火曜ホラーでしょう

(紅蓮の炎を背景に字幕)
1990年2月

 その日の前日、我々は都内某区に新設された郷土博物館を取材した。
 それは山を思わせる急勾配の坂道の中腹に建てられた巨大な建物で地下1階、地上3階ながら1フロア辺りの床面積が今でいうさいたまスーパーアリーナと同じという広大さを誇っていた。
 その地下1階にはその地域で発見された現存する木造家屋としては日本最古のものともされている古民家がそのまま移築されて展示されており、我々は開館作業で忙しい中を特別に許可を頂いたのである。 

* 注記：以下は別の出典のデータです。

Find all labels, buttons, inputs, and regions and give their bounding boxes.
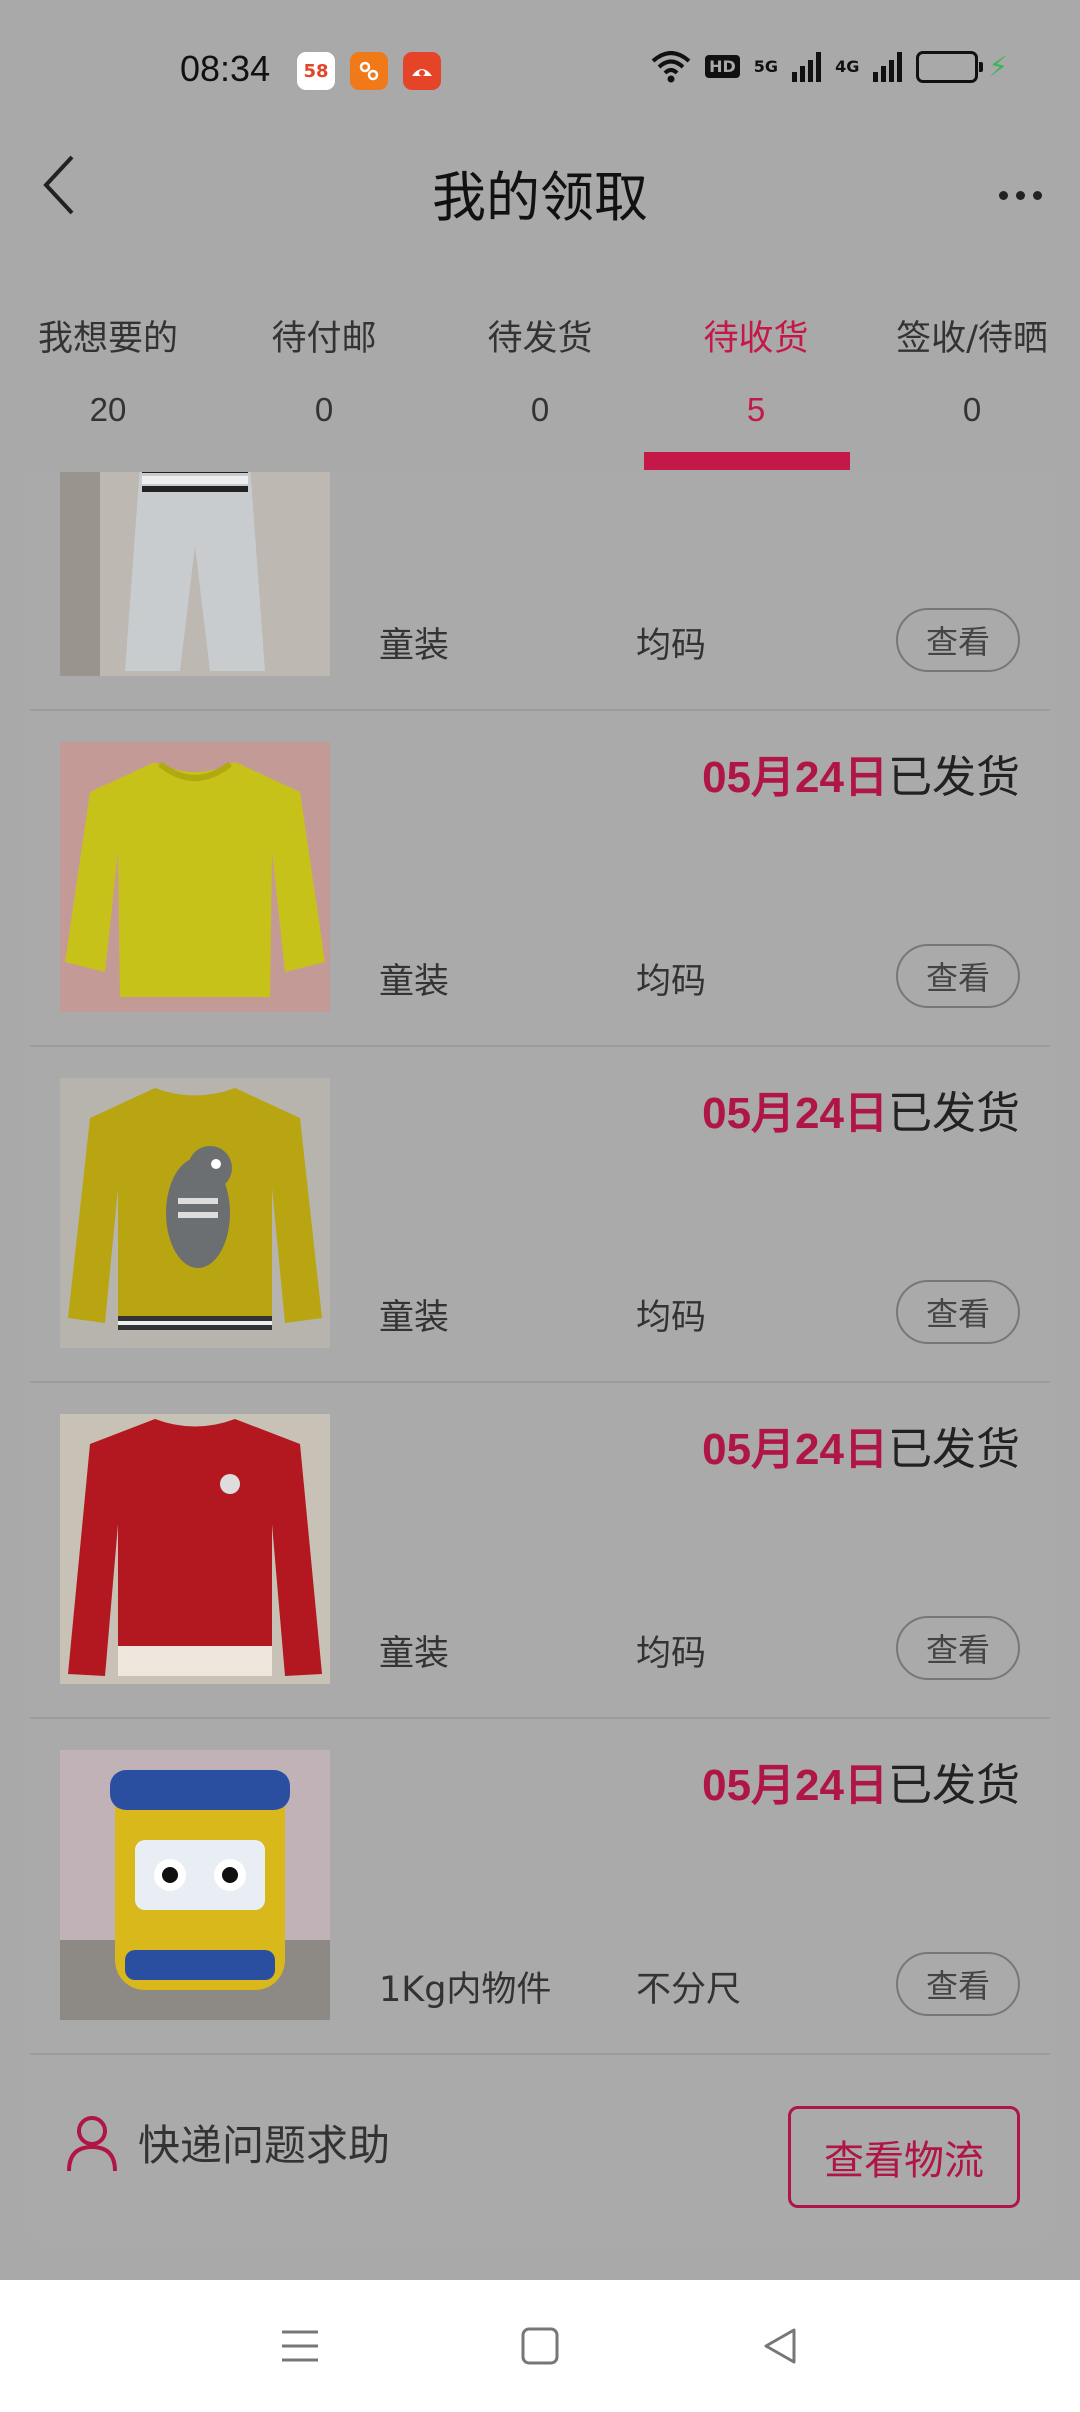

 「ちょっと大きめではあるけどもこれ……掘っ立て小屋、だよね」
 「失礼な事を言いなさんな!……まま、確かに500年か600年前とも言われてる物ですから古いには違いないけども。それに当時の民家ですからね、寺社仏閣や武家屋敷みたいにしっかりとした造りではありませんけど……掘っ立て小屋はないだろうよ。祟られるゾ!」
  
などと失礼千万なトークを繰り広げたせいだろうか、帰宅途中に小泉が突如高熱を出し、なんとか自宅寝室へと辿り着いたものの、そのまま意識を失ったのである。
 そして13時間の昏睡状態を経て小泉がむっくりと起き上がったのは、翌日の午後3時をかなり過ぎた頃であった。

 「お、目が覚めたかい?」
 「ん……あ……」
 「熱は(ピピッ)36.1度と…下がってるね。気分はどうだい?」
 「ああ、耳鳴りがね。耳元なのか耳の中で、なのか分からないけどシュワシュワ言ってるのよ」
 「シュワシュワ?そらまた変わった耳鳴りだねぇ」
 「でも、それよりさ、何処でやってんのか知らないけどあの男声コーラス止めさせてくれない?」
 「男声コーラス?なんだそれ。オレにはそんなもの聞こえんし、この近所には公立の小学校と中学校しかない。どっちも共学なんだし男声コーラスにはならんと思うぞ」
 「何でもいいから止めさせてくれよ!徐々に近づいてるんだか声が大きくなって来てるんだよ」
 「だから、男声コーラスなんか聞こえてないって!お前さんの幻聴じゃないか?」
 「…………待って、ボリュームがデカくなったので分かった。これは男声コーラスなんかじゃなく『読経』だよ。それも百人くらいの坊さんの集団が一斉に!!」
 「読経?つまり念仏って事かい?」

 守護霊はハッとした。それは明らかに小泉の幻聴なのだが同時に何かに取り憑かれた証とも言える。
 しかしこの場にそれを祓えるだけの力ある霊能力者が居ない以上自分たちで祓い除けるしかないのだが、念仏に勝つものとは何だろうか? 

 「小泉!読経返しだ!!知ってるものなら何でもいいからお前が知ってる念仏を大声で、何度も唱えろ!!!」
 「分かった。ナンミョウホウレンゲッキョ!ナンミョウホウレンゲッキョ!ナンミョウホウレンゲッキョ!!……」

 小泉と姿無き霊たちとの壮絶な闘いは1時間超にもわたった。
 この時の小泉の読経は数軒隣のお宅にまで響き渡ったという。
 そして霊達の読経がかき消えたと同時に、小泉もまた力尽き気を失った。

 「小泉!凄ェよ。霊をやっつけちまったよ!コイツ……」

 何故か爆笑する守護霊であった。